7 Dec 2016
What kind of free trade?
When I was a child, quite a long time ago, my mother, like many others, used to say “finish your dinner, think of the starving children in China.” That country had been through European occupations, warlords, the Japanese occupation and a civil war. Many were starving. Now, China has the world’s second-largest economy, produces or buys the food it needs and is a global power. Smaller but similar developments have happened in a number of countries in Asia, South America and Africa. Their citizens make more money and eat better food. Much of their wealth comes from selling products to richer nations. At a global level, this is a good trend. People are lifted out of poverty, and can live longer, healthier lives. This is a key part of sustainable development. But, the flip side is that many of the goods they produce are no longer made in the industrialized countries with their higher wages and production costs. Their citizens are unemployed or have lower-paying jobs.

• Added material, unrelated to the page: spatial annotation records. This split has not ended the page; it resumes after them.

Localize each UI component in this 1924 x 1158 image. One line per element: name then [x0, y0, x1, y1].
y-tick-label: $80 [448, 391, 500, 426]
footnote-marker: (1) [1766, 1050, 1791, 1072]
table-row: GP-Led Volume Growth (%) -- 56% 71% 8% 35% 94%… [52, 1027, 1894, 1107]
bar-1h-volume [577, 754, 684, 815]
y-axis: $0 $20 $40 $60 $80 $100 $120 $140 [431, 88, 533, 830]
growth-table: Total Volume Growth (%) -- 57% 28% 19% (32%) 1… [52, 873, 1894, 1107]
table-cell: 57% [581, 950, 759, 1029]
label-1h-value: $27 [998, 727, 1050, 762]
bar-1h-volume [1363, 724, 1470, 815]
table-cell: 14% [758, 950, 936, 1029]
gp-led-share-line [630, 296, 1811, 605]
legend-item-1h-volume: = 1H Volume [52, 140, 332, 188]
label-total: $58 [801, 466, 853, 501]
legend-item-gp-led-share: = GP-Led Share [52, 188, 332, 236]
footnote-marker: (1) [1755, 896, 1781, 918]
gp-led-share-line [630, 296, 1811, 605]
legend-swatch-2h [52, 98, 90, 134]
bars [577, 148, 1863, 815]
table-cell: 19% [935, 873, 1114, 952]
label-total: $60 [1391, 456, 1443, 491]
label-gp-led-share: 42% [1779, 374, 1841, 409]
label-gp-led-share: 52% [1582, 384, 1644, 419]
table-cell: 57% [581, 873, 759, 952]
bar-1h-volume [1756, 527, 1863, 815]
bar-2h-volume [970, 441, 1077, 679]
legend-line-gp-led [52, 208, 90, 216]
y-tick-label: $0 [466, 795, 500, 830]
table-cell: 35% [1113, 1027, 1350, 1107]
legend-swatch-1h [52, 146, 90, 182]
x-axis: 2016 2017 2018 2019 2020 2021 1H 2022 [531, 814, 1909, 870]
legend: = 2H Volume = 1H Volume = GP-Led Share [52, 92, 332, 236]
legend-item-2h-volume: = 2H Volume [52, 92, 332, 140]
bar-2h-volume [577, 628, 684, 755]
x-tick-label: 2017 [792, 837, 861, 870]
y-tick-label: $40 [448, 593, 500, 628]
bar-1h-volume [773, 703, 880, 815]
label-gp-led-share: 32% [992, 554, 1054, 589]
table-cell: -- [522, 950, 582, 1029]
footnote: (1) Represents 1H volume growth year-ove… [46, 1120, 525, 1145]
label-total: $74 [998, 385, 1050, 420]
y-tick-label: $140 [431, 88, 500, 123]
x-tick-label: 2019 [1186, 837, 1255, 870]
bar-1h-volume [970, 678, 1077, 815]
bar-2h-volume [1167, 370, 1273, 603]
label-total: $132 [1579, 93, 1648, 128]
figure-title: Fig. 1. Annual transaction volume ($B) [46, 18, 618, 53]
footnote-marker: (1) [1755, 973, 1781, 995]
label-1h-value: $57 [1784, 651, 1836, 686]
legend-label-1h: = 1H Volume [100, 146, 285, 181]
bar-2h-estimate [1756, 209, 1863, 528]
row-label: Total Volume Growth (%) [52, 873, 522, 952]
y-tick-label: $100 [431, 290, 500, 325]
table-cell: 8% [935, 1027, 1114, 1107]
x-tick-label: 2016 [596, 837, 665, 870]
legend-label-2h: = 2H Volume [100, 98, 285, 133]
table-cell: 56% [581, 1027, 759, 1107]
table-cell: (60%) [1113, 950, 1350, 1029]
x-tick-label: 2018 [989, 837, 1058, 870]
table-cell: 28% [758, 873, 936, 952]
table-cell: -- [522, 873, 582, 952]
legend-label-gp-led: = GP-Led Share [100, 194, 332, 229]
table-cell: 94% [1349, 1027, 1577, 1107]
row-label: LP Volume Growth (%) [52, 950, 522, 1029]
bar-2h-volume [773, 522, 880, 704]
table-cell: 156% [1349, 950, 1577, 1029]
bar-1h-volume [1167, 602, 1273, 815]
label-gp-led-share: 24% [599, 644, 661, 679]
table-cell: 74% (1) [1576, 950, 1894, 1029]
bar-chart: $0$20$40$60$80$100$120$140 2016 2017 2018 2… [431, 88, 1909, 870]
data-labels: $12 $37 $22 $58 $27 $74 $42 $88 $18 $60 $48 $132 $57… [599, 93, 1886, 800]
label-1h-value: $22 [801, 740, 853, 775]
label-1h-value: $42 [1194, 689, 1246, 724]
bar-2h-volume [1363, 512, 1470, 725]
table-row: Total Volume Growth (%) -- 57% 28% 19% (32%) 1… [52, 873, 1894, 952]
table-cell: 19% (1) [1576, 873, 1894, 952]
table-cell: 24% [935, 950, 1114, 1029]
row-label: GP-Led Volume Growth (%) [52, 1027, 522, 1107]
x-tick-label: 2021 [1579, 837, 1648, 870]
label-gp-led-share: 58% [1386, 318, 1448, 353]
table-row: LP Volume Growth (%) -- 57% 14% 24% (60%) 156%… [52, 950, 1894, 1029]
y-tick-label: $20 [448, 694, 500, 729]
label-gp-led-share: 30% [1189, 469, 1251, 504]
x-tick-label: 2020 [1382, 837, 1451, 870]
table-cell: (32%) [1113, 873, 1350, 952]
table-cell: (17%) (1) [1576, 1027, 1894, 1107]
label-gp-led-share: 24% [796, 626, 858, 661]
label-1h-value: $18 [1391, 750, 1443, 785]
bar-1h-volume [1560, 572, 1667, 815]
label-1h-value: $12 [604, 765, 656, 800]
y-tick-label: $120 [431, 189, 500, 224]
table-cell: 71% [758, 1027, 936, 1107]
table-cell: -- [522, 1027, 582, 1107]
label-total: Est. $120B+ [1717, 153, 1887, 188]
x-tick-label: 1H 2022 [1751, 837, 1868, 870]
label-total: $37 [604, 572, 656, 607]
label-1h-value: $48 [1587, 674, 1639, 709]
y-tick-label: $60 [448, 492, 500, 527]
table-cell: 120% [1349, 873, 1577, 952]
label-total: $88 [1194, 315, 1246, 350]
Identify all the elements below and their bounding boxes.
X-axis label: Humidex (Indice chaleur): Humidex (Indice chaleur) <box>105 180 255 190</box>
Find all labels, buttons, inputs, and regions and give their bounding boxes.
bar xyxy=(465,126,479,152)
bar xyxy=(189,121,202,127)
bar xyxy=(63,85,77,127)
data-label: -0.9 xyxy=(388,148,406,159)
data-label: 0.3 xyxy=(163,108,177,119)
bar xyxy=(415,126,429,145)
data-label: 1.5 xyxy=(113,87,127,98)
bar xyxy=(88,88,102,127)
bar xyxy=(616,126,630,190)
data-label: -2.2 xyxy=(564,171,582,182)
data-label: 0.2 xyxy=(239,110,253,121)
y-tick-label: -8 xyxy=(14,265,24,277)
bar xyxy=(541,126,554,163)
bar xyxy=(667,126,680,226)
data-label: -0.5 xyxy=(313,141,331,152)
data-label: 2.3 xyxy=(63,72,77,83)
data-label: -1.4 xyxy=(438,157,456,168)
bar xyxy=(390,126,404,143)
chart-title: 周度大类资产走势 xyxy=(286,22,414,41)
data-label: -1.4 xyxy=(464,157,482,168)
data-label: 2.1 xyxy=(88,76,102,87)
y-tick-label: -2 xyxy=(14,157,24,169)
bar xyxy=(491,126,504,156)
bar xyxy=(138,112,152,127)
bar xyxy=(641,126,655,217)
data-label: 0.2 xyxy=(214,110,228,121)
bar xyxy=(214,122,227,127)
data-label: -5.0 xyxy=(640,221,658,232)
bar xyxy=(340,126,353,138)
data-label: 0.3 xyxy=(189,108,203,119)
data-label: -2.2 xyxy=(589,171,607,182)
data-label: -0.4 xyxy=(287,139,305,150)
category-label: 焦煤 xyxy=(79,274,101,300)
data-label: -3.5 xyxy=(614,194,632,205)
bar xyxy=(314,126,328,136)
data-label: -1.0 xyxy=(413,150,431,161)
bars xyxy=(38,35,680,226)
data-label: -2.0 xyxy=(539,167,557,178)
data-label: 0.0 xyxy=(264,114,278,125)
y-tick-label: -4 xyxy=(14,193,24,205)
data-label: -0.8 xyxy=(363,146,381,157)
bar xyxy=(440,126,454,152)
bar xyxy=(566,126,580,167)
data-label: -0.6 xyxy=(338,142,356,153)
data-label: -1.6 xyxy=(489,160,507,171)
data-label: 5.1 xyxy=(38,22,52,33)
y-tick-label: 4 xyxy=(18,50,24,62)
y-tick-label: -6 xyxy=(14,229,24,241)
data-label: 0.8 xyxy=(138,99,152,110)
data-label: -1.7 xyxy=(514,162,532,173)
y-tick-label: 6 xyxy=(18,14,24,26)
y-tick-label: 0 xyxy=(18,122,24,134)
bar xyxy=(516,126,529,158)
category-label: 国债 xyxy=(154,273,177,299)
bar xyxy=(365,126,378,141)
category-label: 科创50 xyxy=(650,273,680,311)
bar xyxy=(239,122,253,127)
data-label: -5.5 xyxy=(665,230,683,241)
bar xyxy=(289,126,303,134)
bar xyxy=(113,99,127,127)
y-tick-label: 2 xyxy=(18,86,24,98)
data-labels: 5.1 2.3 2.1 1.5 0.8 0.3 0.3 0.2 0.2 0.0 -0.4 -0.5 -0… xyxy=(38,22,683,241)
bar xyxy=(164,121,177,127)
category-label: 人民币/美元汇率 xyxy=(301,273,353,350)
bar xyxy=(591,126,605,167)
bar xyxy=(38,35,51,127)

The result is growing pushback in developed nations. It started with the one per cent movement and Occupy Wall Street in 2011. This year, it is the rejection of established politicians in different industrialized countries by citizens who feel that freer trade is costing them jobs and reducing their standard of living. One of the greatest challenges to politics in the richer nations is to find a level of free trade that will be acceptable to their citizens. Throwing up trade barriers risks driving poorer nations back towards more poverty. It will also launch a global trade war that will hurt every country, rich or poor, as happened when tariffs were raised during the Great Depression of the 1930s.